The NYC Board of Education is lifting it’s cell phone ban for all students, which is great news if it happened ten years ago. Students have had their phones with them everyday, unless there’s a metal detector at the door. In that case there’s a van parked across the street from the school that stores the students phones for them everyday for a fee.
My children have carried their cell phones with them. After some natural and unnatural disasters that affected my family (9/11 cut off access to my home that day, flight 587 crashed a mile away from us, and Hurricane Sandy left us homeless for a while) I believed it was important to be able to get in touch with my children in an emergency, so I ignored the rule. They went to school with their phones, but were instructed not to take them out or use them.

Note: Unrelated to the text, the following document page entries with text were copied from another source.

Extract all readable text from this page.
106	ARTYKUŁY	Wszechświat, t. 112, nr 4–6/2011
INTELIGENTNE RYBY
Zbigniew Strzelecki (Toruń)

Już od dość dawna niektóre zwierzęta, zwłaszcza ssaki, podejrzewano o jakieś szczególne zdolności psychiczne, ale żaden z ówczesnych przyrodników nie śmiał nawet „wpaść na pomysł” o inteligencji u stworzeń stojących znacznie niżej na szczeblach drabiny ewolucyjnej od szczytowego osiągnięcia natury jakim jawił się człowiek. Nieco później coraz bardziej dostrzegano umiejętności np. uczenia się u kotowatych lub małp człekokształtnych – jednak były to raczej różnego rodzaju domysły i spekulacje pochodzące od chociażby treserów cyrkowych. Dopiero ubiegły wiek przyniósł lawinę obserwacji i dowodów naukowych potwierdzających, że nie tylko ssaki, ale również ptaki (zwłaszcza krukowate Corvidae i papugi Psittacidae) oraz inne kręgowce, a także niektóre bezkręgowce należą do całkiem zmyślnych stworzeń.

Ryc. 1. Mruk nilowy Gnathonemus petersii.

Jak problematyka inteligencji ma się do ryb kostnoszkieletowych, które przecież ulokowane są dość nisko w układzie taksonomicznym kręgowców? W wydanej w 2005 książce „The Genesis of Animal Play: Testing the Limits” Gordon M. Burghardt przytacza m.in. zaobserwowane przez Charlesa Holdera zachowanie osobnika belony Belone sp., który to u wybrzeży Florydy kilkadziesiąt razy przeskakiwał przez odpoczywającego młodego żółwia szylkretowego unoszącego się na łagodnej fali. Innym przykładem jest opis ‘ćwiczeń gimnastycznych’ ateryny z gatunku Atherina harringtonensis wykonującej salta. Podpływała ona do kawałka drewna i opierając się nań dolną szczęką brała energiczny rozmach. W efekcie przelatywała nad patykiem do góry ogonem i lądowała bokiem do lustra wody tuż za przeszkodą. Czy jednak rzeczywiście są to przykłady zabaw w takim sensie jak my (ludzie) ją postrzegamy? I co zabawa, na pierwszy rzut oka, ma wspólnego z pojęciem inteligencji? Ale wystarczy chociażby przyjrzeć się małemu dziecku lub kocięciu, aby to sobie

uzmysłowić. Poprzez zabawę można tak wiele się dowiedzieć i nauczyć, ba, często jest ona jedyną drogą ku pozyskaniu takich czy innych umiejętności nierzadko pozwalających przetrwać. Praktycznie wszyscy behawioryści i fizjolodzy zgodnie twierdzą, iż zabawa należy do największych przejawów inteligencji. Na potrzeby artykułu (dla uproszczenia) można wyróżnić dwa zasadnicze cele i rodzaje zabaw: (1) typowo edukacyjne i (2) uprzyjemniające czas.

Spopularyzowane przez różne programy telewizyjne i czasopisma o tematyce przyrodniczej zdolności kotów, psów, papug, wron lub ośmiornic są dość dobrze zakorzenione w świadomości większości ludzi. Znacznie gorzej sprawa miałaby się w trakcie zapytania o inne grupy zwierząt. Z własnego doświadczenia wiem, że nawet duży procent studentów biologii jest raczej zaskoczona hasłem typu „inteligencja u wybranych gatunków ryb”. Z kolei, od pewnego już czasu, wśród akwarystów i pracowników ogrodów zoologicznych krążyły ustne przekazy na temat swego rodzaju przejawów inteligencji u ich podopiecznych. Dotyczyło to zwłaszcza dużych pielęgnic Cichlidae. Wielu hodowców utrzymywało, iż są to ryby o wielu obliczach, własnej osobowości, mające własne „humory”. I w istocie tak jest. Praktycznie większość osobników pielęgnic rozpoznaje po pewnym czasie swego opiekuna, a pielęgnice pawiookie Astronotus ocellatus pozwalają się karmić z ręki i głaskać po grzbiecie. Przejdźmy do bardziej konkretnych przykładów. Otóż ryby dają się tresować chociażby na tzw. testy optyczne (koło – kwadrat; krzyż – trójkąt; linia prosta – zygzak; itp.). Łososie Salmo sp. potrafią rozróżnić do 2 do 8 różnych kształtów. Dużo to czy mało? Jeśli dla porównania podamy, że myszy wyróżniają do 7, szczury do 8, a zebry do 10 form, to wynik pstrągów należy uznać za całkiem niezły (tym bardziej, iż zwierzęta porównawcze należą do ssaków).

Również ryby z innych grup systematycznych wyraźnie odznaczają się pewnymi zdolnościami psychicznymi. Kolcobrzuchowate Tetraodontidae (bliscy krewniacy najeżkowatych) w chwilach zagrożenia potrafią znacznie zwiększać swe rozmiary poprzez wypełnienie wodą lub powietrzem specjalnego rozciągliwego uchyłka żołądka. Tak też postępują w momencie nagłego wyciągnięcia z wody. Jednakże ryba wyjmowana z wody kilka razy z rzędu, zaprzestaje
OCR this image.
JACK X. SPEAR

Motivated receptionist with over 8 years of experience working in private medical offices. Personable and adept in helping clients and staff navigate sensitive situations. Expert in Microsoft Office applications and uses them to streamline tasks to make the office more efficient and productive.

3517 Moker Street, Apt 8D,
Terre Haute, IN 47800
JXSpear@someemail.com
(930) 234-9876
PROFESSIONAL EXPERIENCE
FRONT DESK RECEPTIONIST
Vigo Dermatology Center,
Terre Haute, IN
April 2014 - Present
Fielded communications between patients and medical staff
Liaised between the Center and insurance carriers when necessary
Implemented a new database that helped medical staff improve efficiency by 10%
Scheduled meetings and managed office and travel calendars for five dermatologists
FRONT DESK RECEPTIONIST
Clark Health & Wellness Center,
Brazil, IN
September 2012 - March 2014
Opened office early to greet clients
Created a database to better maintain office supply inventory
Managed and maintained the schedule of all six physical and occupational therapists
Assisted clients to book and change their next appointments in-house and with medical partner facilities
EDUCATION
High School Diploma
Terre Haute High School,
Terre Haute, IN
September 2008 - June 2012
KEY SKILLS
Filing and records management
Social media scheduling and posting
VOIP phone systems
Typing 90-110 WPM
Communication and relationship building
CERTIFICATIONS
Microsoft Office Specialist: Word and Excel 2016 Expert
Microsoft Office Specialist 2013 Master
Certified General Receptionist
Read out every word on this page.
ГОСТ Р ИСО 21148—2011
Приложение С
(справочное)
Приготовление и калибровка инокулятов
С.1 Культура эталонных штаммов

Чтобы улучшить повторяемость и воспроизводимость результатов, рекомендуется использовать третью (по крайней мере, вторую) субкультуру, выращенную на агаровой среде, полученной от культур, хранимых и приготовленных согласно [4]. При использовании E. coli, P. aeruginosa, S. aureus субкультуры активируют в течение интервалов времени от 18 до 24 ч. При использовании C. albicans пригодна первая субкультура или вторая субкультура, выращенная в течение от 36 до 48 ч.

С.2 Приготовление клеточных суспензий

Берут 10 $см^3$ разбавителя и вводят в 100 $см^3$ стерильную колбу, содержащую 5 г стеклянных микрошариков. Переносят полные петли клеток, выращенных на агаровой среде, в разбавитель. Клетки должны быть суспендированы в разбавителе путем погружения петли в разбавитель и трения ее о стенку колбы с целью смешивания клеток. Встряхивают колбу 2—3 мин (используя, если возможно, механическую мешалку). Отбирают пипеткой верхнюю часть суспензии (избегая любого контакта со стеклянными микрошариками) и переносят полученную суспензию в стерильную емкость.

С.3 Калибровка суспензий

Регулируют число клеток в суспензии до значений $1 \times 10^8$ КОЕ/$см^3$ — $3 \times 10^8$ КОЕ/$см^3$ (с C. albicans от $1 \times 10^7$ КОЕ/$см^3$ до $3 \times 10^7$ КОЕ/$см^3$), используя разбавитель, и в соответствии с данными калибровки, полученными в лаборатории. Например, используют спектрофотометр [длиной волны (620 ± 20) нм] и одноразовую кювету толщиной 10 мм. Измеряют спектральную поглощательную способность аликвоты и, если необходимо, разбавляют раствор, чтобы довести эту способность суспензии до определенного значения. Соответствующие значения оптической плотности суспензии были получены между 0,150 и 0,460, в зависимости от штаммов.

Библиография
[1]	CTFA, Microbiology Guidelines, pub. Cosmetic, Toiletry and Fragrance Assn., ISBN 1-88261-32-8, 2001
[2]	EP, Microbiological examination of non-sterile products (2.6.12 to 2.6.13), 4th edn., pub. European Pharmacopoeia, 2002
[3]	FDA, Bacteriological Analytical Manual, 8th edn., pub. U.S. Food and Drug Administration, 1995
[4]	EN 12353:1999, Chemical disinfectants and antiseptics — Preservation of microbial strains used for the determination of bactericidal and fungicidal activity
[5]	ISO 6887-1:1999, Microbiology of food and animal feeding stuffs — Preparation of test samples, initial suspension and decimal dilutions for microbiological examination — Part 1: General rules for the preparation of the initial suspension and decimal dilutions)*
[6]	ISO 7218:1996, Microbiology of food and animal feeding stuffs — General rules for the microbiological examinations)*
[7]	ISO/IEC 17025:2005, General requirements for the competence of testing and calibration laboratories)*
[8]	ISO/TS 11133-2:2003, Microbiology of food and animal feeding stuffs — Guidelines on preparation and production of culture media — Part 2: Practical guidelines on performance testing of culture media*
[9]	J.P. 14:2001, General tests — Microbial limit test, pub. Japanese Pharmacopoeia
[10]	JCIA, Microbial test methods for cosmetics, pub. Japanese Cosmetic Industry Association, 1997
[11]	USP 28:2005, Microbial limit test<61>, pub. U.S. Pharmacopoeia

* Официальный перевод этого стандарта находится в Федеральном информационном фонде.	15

The conversations I’m hearing now are how the children will be on their phones all day and not listen to the teacher, or that they’ll record video in the classroom that will be a privacy violation of the teacher and other students. Guess what, that’s already happening. What we need to do is not ignore reality, but embrace it and make it work to our advantage. Use the medium the students are permanently attached to and reach them where they are right now. We need to stop trying to maintain the classroom from 20 years ago. It’s gone. We are constantly playing catch-up in the world that children live in today. It’s hard to effectively teach when they know more than we do. Social media is not going away, it’s taking over more and more of our lives, and that is not always a bad thing. They can be connected to their teachers all the time, not just 45 minutes each day. They can find other students interested in similar causes and make real change. Focus on the good of this situation, and make it work for you. That’s a lesson that children can learn from us too.